Coffee Tea & Me serves up an international menu, including excellent coffee, to what appears to be an entirely local crowd.
That’s due in part to the fact that it’s tucked away down a small alley. That alley slips in between some souvenir shops just 50 meters north of the Bhimsen temple at Patan Durbar Square. You need to know about it in advance, not just wander in.
The little restaurant has great food, served in an unpretentious style. There are only seven tables, with low seating for those seeking a traditional style, and higher ones for anyone with extra long legs.

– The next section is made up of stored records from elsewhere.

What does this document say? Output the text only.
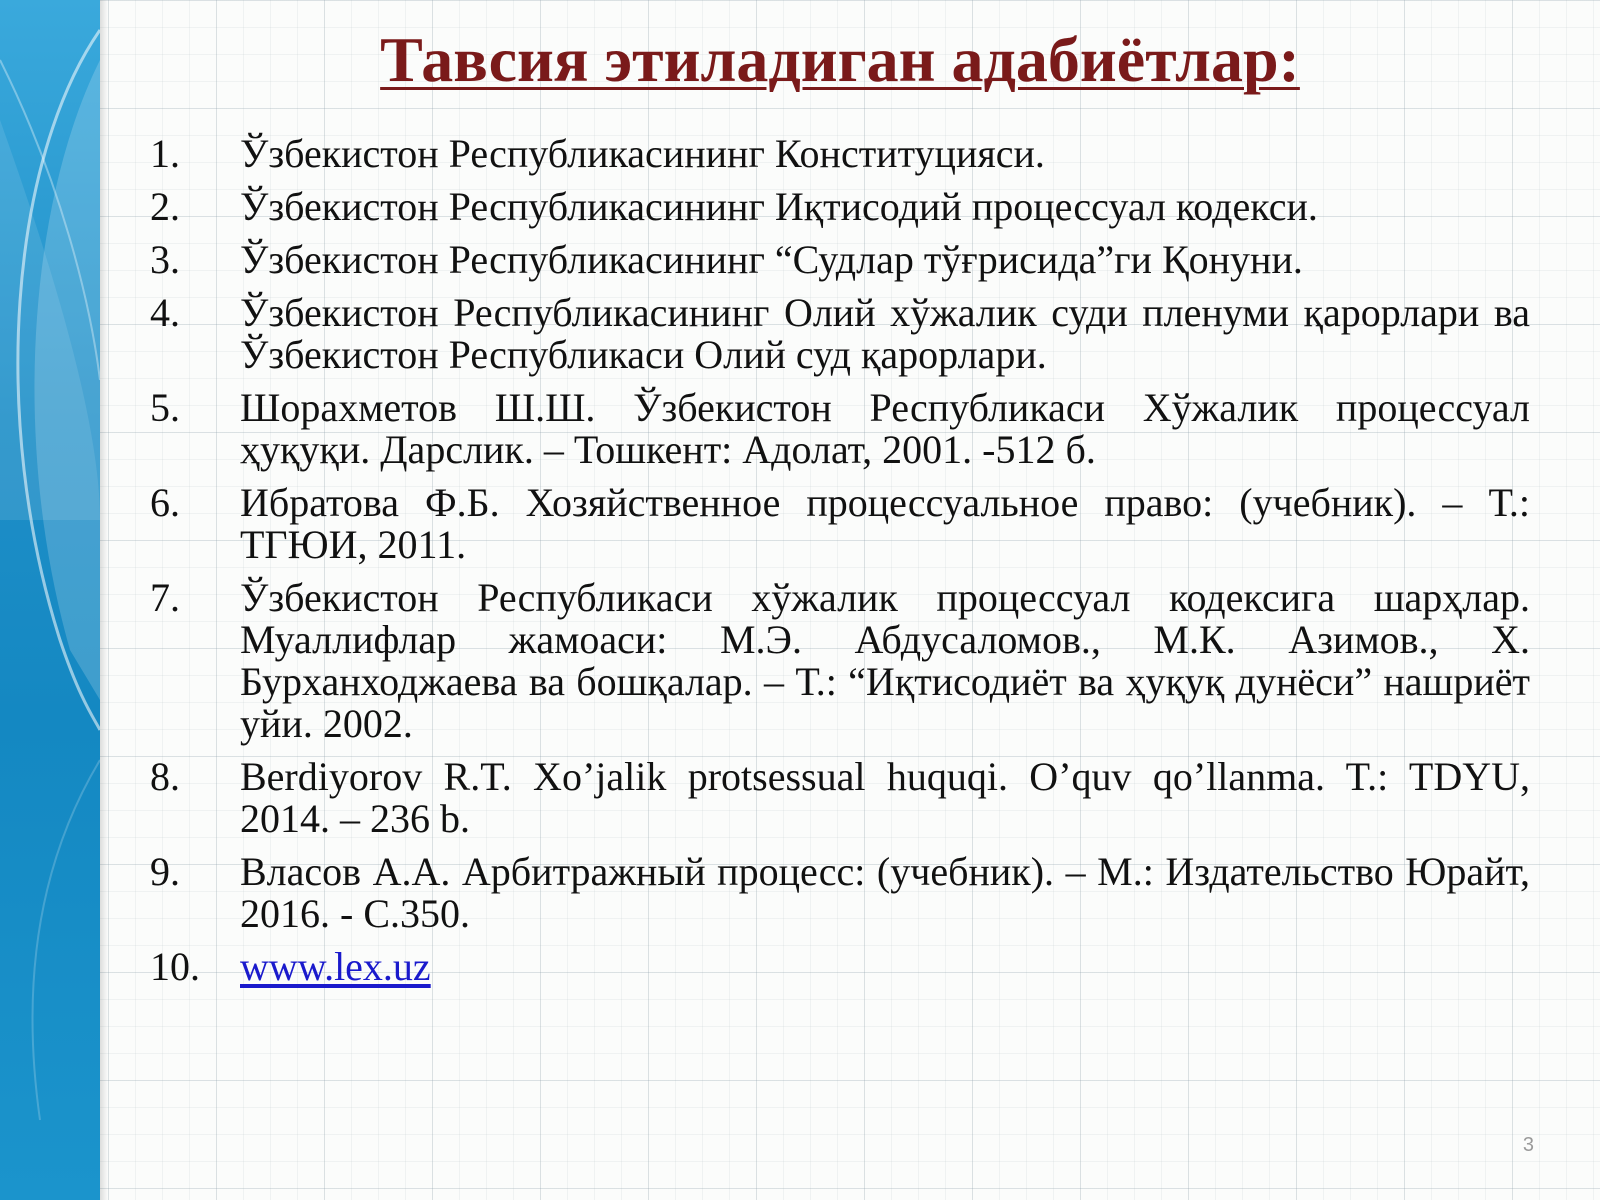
Тавсия этиладиган адабиётлар:
1. Ўзбекистон Республикасининг Конституцияси.
2. Ўзбекистон Республикасининг Иқтисодий процессуал кодекси.
3. Ўзбекистон Республикасининг “Судлар тўғрисида”ги Қонуни.
4. Ўзбекистон Республикасининг Олий хўжалик суди пленуми қарорлари ва Ўзбекистон Республикаси Олий суд қарорлари.
5. Шорахметов Ш.Ш. Ўзбекистон Республикаси Хўжалик процессуал ҳуқуқи. Дарслик. – Тошкент: Адолат, 2001. -512 б.
6. Ибратова Ф.Б. Хозяйственное процессуальное право: (учебник). – Т.: ТГЮИ, 2011.
7. Ўзбекистон Республикаси хўжалик процессуал кодексига шарҳлар. Муаллифлар жамоаси: М.Э. Абдусаломов., М.К. Азимов., Х. Бурханходжаева ва бошқалар. – Т.: “Иқтисодиёт ва ҳуқуқ дунёси” нашриёт уйи. 2002.
8. Berdiyorov R.T. Xo’jalik protsessual huquqi. O’quv qo’llanma. T.: TDYU, 2014. – 236 b.
9. Власов А.А. Арбитражный процесс: (учебник). – М.: Издательство Юрайт, 2016. - С.350.
10. www.lex.uz
3
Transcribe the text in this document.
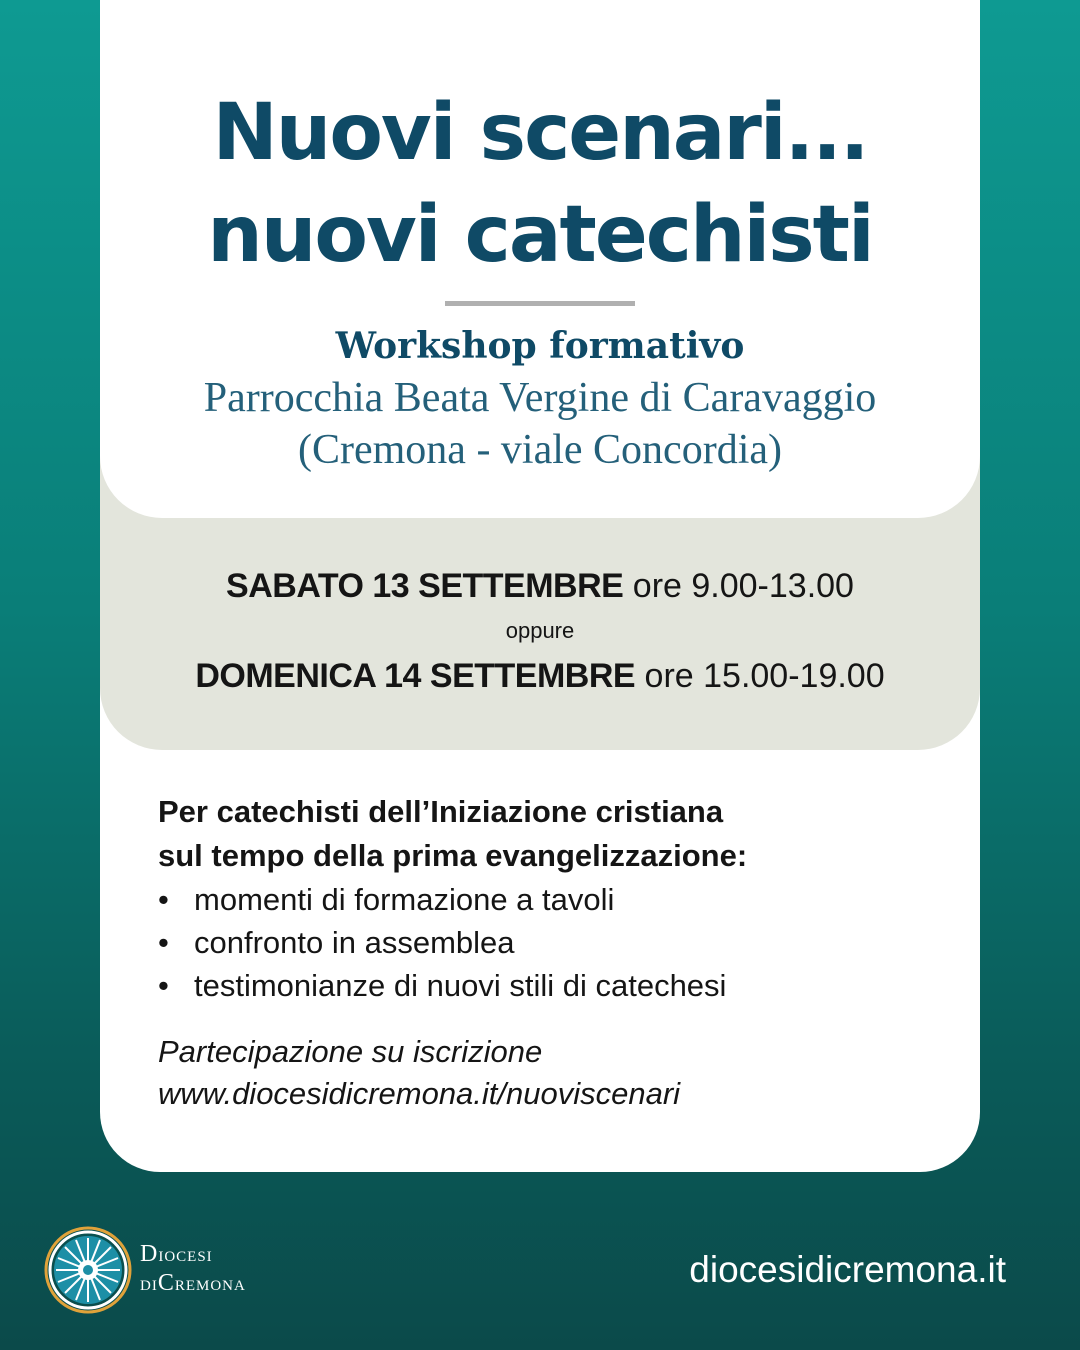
Nuovi scenari...
nuovi catechisti
Workshop formativo
Parrocchia Beata Vergine di Caravaggio
(Cremona - viale Concordia)
SABATO 13 SETTEMBRE ore 9.00-13.00
oppure
DOMENICA 14 SETTEMBRE ore 15.00-19.00
Per catechisti dell’Iniziazione cristiana
sul tempo della prima evangelizzazione:
• momenti di formazione a tavoli
• confronto in assemblea
• testimonianze di nuovi stili di catechesi
Partecipazione su iscrizione
www.diocesidicremona.it/nuoviscenari
DIOCESI
DICREMONA	diocesidicremona.it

Each time I’ve gone in, I’ve relied on Ruby Maharjan, the chef, to suggest what was good that day. One time I had a chicken noodle dish with fresh vegetables, which was delicious, just spicy enough. Another time I had a river-caught bachwa with a wonderful sauce and accompanied by a nice veggie salad. As you can see I couldn’t wait for a photo the way a good food blogger would.The room layout is enchanting, with walls painted in modern patterns inspired by traditional Nepali and Chinese designs. The painting of Buddha portrayed on the wall is the center of attraction.

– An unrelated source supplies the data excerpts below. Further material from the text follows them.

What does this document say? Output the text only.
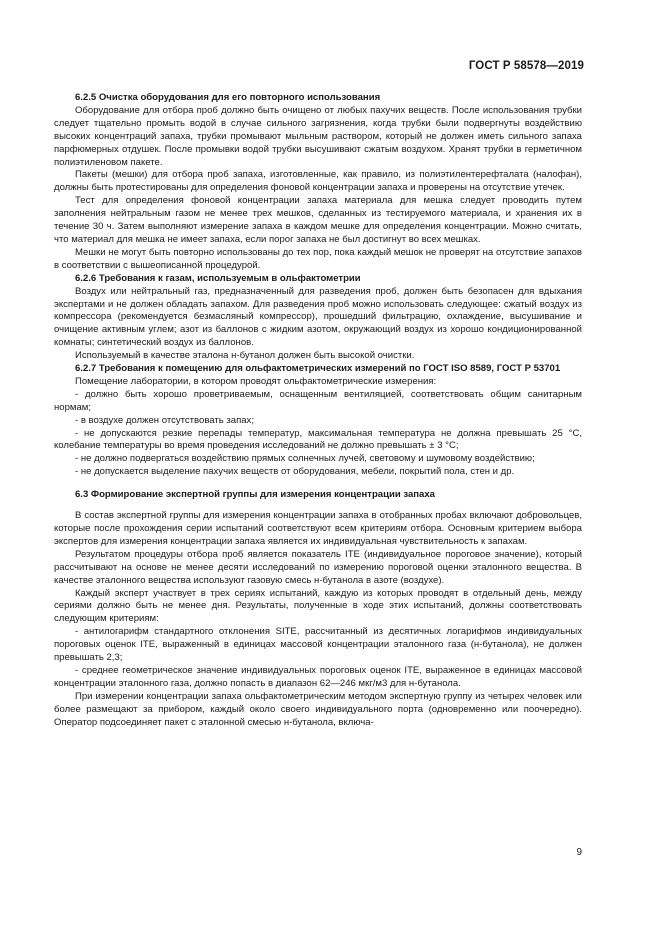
ГОСТ Р 58578—2019

6.2.5 Очистка оборудования для его повторного использования

Оборудование для отбора проб должно быть очищено от любых пахучих веществ. После использования трубки следует тщательно промыть водой в случае сильного загрязнения, когда трубки были подвергнуты воздействию высоких концентраций запаха, трубки промывают мыльным раствором, который не должен иметь сильного запаха парфюмерных отдушек. После промывки водой трубки высушивают сжатым воздухом. Хранят трубки в герметичном полиэтиленовом пакете.

Пакеты (мешки) для отбора проб запаха, изготовленные, как правило, из полиэтилентерефталата (налофан), должны быть протестированы для определения фоновой концентрации запаха и проверены на отсутствие утечек.

Тест для определения фоновой концентрации запаха материала для мешка следует проводить путем заполнения нейтральным газом не менее трех мешков, сделанных из тестируемого материала, и хранения их в течение 30 ч. Затем выполняют измерение запаха в каждом мешке для определения концентрации. Можно считать, что материал для мешка не имеет запаха, если порог запаха не был достигнут во всех мешках.

Мешки не могут быть повторно использованы до тех пор, пока каждый мешок не проверят на отсутствие запахов в соответствии с вышеописанной процедурой.

6.2.6 Требования к газам, используемым в ольфактометрии

Воздух или нейтральный газ, предназначенный для разведения проб, должен быть безопасен для вдыхания экспертами и не должен обладать запахом. Для разведения проб можно использовать следующее: сжатый воздух из компрессора (рекомендуется безмасляный компрессор), прошедший фильтрацию, охлаждение, высушивание и очищение активным углем; азот из баллонов с жидким азотом, окружающий воздух из хорошо кондиционированной комнаты; синтетический воздух из баллонов.

Используемый в качестве эталона н-бутанол должен быть высокой очистки.

6.2.7 Требования к помещению для ольфактометрических измерений по ГОСТ ISO 8589, ГОСТ Р 53701

Помещение лаборатории, в котором проводят ольфактометрические измерения:

- должно быть хорошо проветриваемым, оснащенным вентиляцией, соответствовать общим санитарным нормам;

- в воздухе должен отсутствовать запах;

- не допускаются резкие перепады температур, максимальная температура не должна превышать 25 °С, колебание температуры во время проведения исследований не должно превышать ± 3 °С;

- не должно подвергаться воздействию прямых солнечных лучей, световому и шумовому воздействию;

- не допускается выделение пахучих веществ от оборудования, мебели, покрытий пола, стен и др.

6.3 Формирование экспертной группы для измерения концентрации запаха

В состав экспертной группы для измерения концентрации запаха в отобранных пробах включают добровольцев, которые после прохождения серии испытаний соответствуют всем критериям отбора. Основным критерием выбора экспертов для измерения концентрации запаха является их индивидуальная чувствительность к запахам.

Результатом процедуры отбора проб является показатель ITE (индивидуальное пороговое значение), который рассчитывают на основе не менее десяти исследований по измерению пороговой оценки эталонного вещества. В качестве эталонного вещества используют газовую смесь н-бутанола в азоте (воздухе).

Каждый эксперт участвует в трех сериях испытаний, каждую из которых проводят в отдельный день, между сериями должно быть не менее дня. Результаты, полученные в ходе этих испытаний, должны соответствовать следующим критериям:

- антилогарифм стандартного отклонения SITE, рассчитанный из десятичных логарифмов индивидуальных пороговых оценок ITE, выраженный в единицах массовой концентрации эталонного газа (н-бутанола), не должен превышать 2,3;

- среднее геометрическое значение индивидуальных пороговых оценок ITE, выраженное в единицах массовой концентрации эталонного газа, должно попасть в диапазон 62—246 мкг/м3 для н-бутанола.

При измерении концентрации запаха ольфактометрическим методом экспертную группу из четырех человек или более размещают за прибором, каждый около своего индивидуального порта (одновременно или поочередно). Оператор подсоединяет пакет с эталонной смесью н-бутанола, включа-

9
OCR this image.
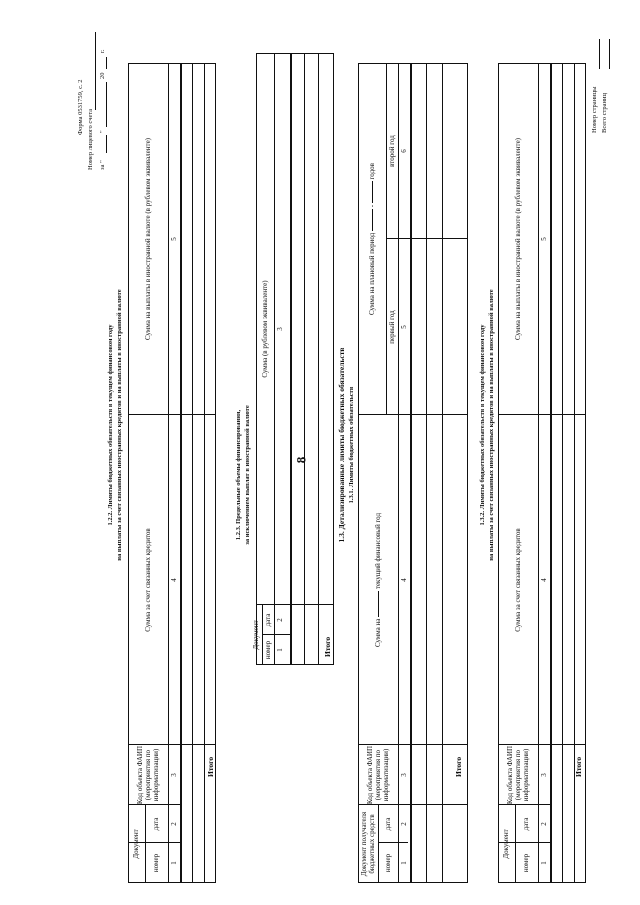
8
Форма 0531759, с. 2
Номер лицевого счета за "
"
20
г.
1.2.2. Лимиты бюджетных обязательств в текущем финансовом году на выплаты за счет связанных иностранных кредитов и на выплаты в иностранной валюте
Документ
номер
дата
Код объекта ФАИП (мероприятия по информатизации)
Сумма за счет связанных кредитов
Сумма на выплаты в иностранной валюте (в рублевом эквиваленте)
1
2
3
4
5
Итого
1.2.3. Предельные объемы финансирования, за исключением выплат в иностранной валюте
Документ
номер
дата
Сумма (в рублевом эквиваленте)
1
2
3
Итого
1.3. Детализированные лимиты бюджетных обязательств 1.3.1. Лимиты бюджетных обязательств
Документ получателя бюджетных средств	номер
дата
Код объекта ФАИП (мероприятия по информатизации)
Сумма на

текущий финансовый год
Сумма на плановый период

-

годов
первый год
второй год
1
2
3
4
5
6
Итого
1.3.2. Лимиты бюджетных обязательств в текущем финансовом году на выплаты за счет связанных иностранных кредитов и на выплаты в иностранной валюте
Документ
номер
дата
Код объекта ФАИП (мероприятия по информатизации)
Сумма за счет связанных кредитов
Сумма на выплаты в иностранной валюте (в рублевом эквиваленте)
1
2
3
4
5
Итого
Номер страницы Всего страниц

There are many other excellent places to eat or have coffee in Patan. They offer not only good food, but fascinating old architecture, charming courtyards, and relaxed atmosphere. I single out Coffee Tea & Me because it gets everything right in a minimalist and very affordable way. It also happens to be close to where I’m staying, just north of Durbar Square.

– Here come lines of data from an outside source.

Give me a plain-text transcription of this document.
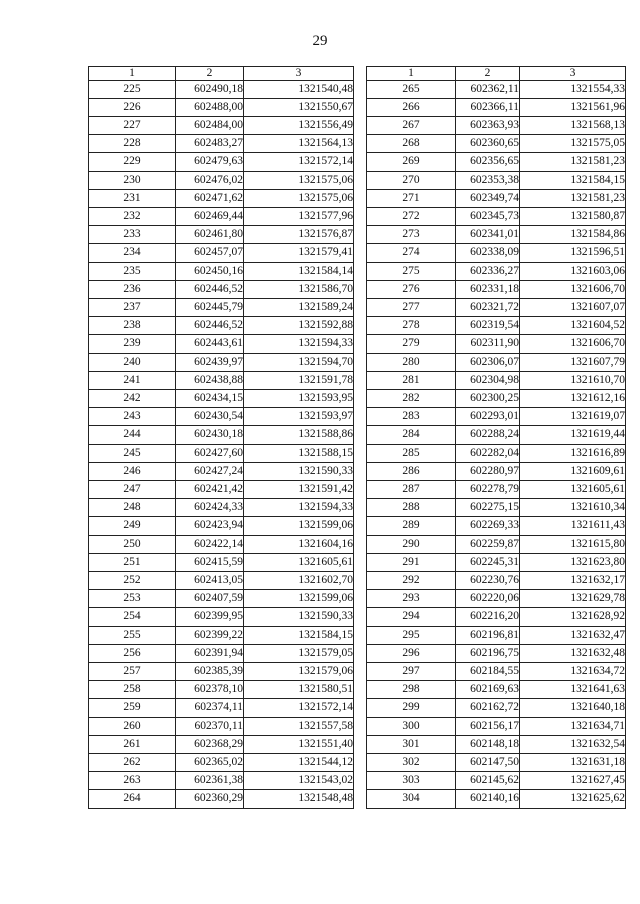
29
1	2	3
225	602490,18	1321540,48
226	602488,00	1321550,67
227	602484,00	1321556,49
228	602483,27	1321564,13
229	602479,63	1321572,14
230	602476,02	1321575,06
231	602471,62	1321575,06
232	602469,44	1321577,96
233	602461,80	1321576,87
234	602457,07	1321579,41
235	602450,16	1321584,14
236	602446,52	1321586,70
237	602445,79	1321589,24
238	602446,52	1321592,88
239	602443,61	1321594,33
240	602439,97	1321594,70
241	602438,88	1321591,78
242	602434,15	1321593,95
243	602430,54	1321593,97
244	602430,18	1321588,86
245	602427,60	1321588,15
246	602427,24	1321590,33
247	602421,42	1321591,42
248	602424,33	1321594,33
249	602423,94	1321599,06
250	602422,14	1321604,16
251	602415,59	1321605,61
252	602413,05	1321602,70
253	602407,59	1321599,06
254	602399,95	1321590,33
255	602399,22	1321584,15
256	602391,94	1321579,05
257	602385,39	1321579,06
258	602378,10	1321580,51
259	602374,11	1321572,14
260	602370,11	1321557,58
261	602368,29	1321551,40
262	602365,02	1321544,12
263	602361,38	1321543,02
264	602360,29	1321548,48
1	2	3
265	602362,11	1321554,33
266	602366,11	1321561,96
267	602363,93	1321568,13
268	602360,65	1321575,05
269	602356,65	1321581,23
270	602353,38	1321584,15
271	602349,74	1321581,23
272	602345,73	1321580,87
273	602341,01	1321584,86
274	602338,09	1321596,51
275	602336,27	1321603,06
276	602331,18	1321606,70
277	602321,72	1321607,07
278	602319,54	1321604,52
279	602311,90	1321606,70
280	602306,07	1321607,79
281	602304,98	1321610,70
282	602300,25	1321612,16
283	602293,01	1321619,07
284	602288,24	1321619,44
285	602282,04	1321616,89
286	602280,97	1321609,61
287	602278,79	1321605,61
288	602275,15	1321610,34
289	602269,33	1321611,43
290	602259,87	1321615,80
291	602245,31	1321623,80
292	602230,76	1321632,17
293	602220,06	1321629,78
294	602216,20	1321628,92
295	602196,81	1321632,47
296	602196,75	1321632,48
297	602184,55	1321634,72
298	602169,63	1321641,63
299	602162,72	1321640,18
300	602156,17	1321634,71
301	602148,18	1321632,54
302	602147,50	1321631,18
303	602145,62	1321627,45
304	602140,16	1321625,62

The Bhimsen Temple landmark, by the way, is located at the northern end of Durbar Square. It’s dedicated to the god of trade and business.The current temple was completely rebuilt in 1682 after a fire, then was restored after earthquakes in 1934 and 1967. It’s under repair once again, from the 2015 quake. It has an unusual, rectangular, but non-square footprint.
In the photo you can see the old and new in the building itself, in its supports and scaffolding, in the clothing of passersby, and in the cotton candy and cola sales.